Here's a small victory: Puddle of Mudd, dubious as both its music and local status might be, is a bona fide, TRL-approved success story ranking in the Top 100 on Amazon.com's sales chart. Mesh StL, St. Louis' own ungodly merger of Bush-style second-generation grunge and lowbrow Southern rock, is currently languishing around 13,000 on the same list, despite the fact that its label stamped the group's disc with the bargain-basement price of $9.97.

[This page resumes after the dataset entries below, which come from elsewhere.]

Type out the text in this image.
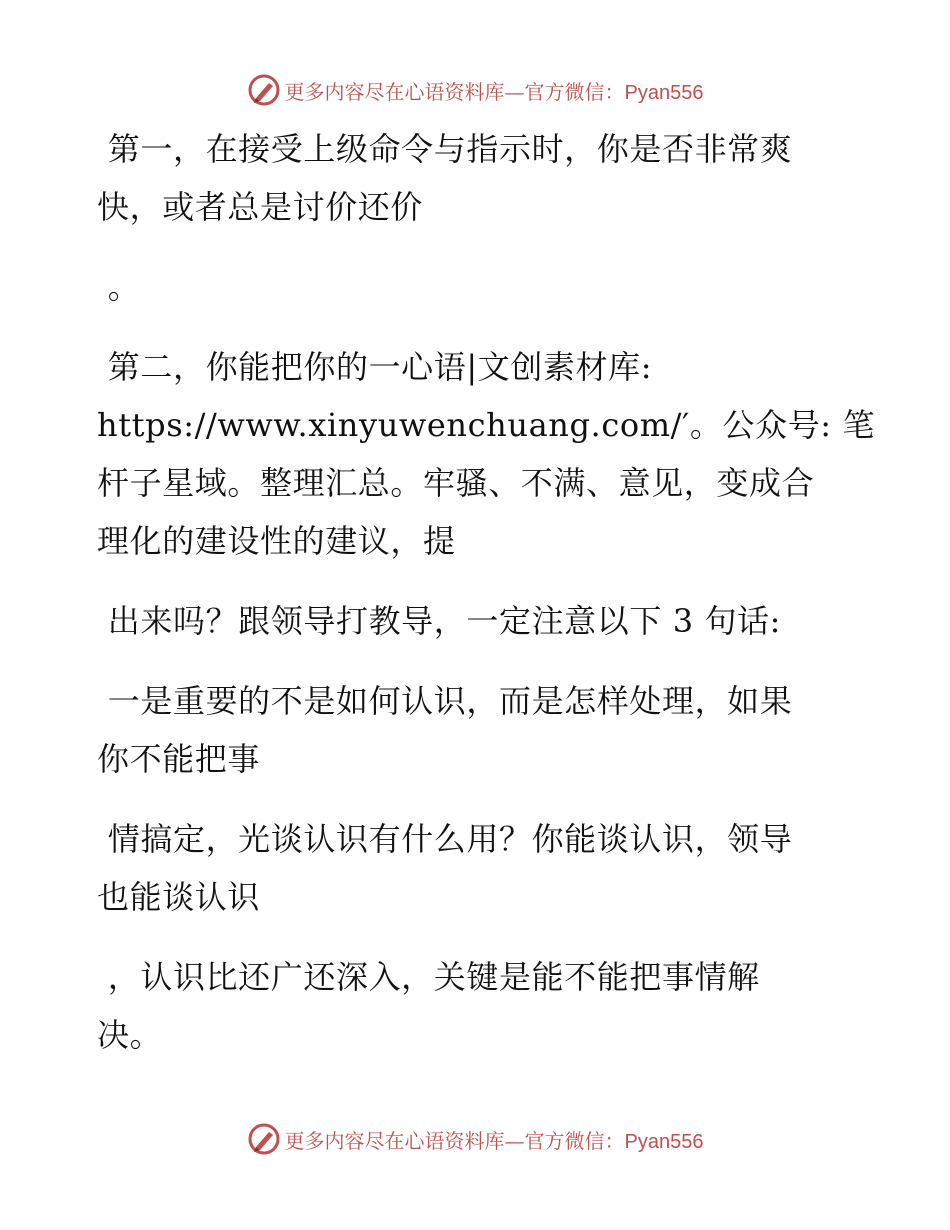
更多内容尽在心语资料库—官方微信：Pyan556

第一，在接受上级命令与指示时，你是否非常爽

快，或者总是讨价还价

。

第二，你能把你的一心语|文创素材库:

https://www.xinyuwenchuang.com/′。公众号: 笔

杆子星域。整理汇总。牢骚、不满、意见，变成合

理化的建设性的建议，提

出来吗？跟领导打教导，一定注意以下 3 句话:

一是重要的不是如何认识，而是怎样处理，如果

你不能把事

情搞定，光谈认识有什么用？你能谈认识，领导

也能谈认识

，认识比还广还深入，关键是能不能把事情解

决。

更多内容尽在心语资料库—官方微信：Pyan556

Maybe Mesh StL's creativity is best summarized by the fact that the group apparently decided that tossing its city's tag at the end of its name would be less painful than coming up with a handle that wasn't already taken. Or perhaps it's more telling that during one song, singer Matt Arana ends consecutive lines with "about," then later does the same with "without," probably never even considering the possible solution of rhyming the two words. As for Mesh StL's execution, it's all downhill after the group's relative stroke of genius: writing its album title lowercase in no-caps type. Behind a backdrop so derivative it makes early Stone Temple Pilots seem revolutionary, Mesh StL rewrites alt-rock's cliché glossary. Arana complains (this is driving me insane), daydreams (I wish had my wings/I could fly far away), indulges in delusional visions of toughness (I feel dangerous -- though the group's labelmates 'N Sync could probably wipe the floor with Mesh StL) and whines some more, all in a voice that drips with grating sensitive-guy sincerity.

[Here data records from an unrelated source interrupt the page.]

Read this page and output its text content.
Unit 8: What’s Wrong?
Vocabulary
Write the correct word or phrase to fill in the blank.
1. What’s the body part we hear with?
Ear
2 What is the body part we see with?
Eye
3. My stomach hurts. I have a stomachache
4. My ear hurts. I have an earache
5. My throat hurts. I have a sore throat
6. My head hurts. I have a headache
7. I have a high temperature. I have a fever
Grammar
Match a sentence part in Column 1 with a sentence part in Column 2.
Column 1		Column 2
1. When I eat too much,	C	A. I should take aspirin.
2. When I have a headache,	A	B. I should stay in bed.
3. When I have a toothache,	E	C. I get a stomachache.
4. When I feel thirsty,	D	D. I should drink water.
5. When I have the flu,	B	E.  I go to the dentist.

On the somewhat-positive side, Mesh StL decides against tormenting listeners with ghastly guitar solos during every song -- only about half contain these torturous exercises. "Little Star" possesses the type of highly concentrated bombast found in the Creed tunes that blast behind sports highlight reels, while "Gray" delivers the kind of stubbornly memorable hooks that keep suggestible people humming Three Doors Down tunes and commercial jingles. Unlike Puddle of Mudd's Wes Scantlin, Arana never forces listeners to envision someone smacking his ass. And not only is this disc family-friendly, but teens might find their parents swiping it to reminisce about the appropriated Skynyrd and Zeppelin riffs. Yet for all its generic appeal to mediocrity-craving audiences of all ages, lowercase still can't find a way to distinguish itself from the faceless Third Matchbox Down mob. Puddle of Mudd might have used a few dirty tracks (a shameless video, TRL Web-site ballot stuffing, Fred Durst-recruited band members from across the country) to earn its place in the spotlight and its victory over Mesh StL in this intrastate battle of the bad bands, but that just proves Kansas Citians are resourceful, real MacGyver-like. Give us a bad call, and we'll take the series.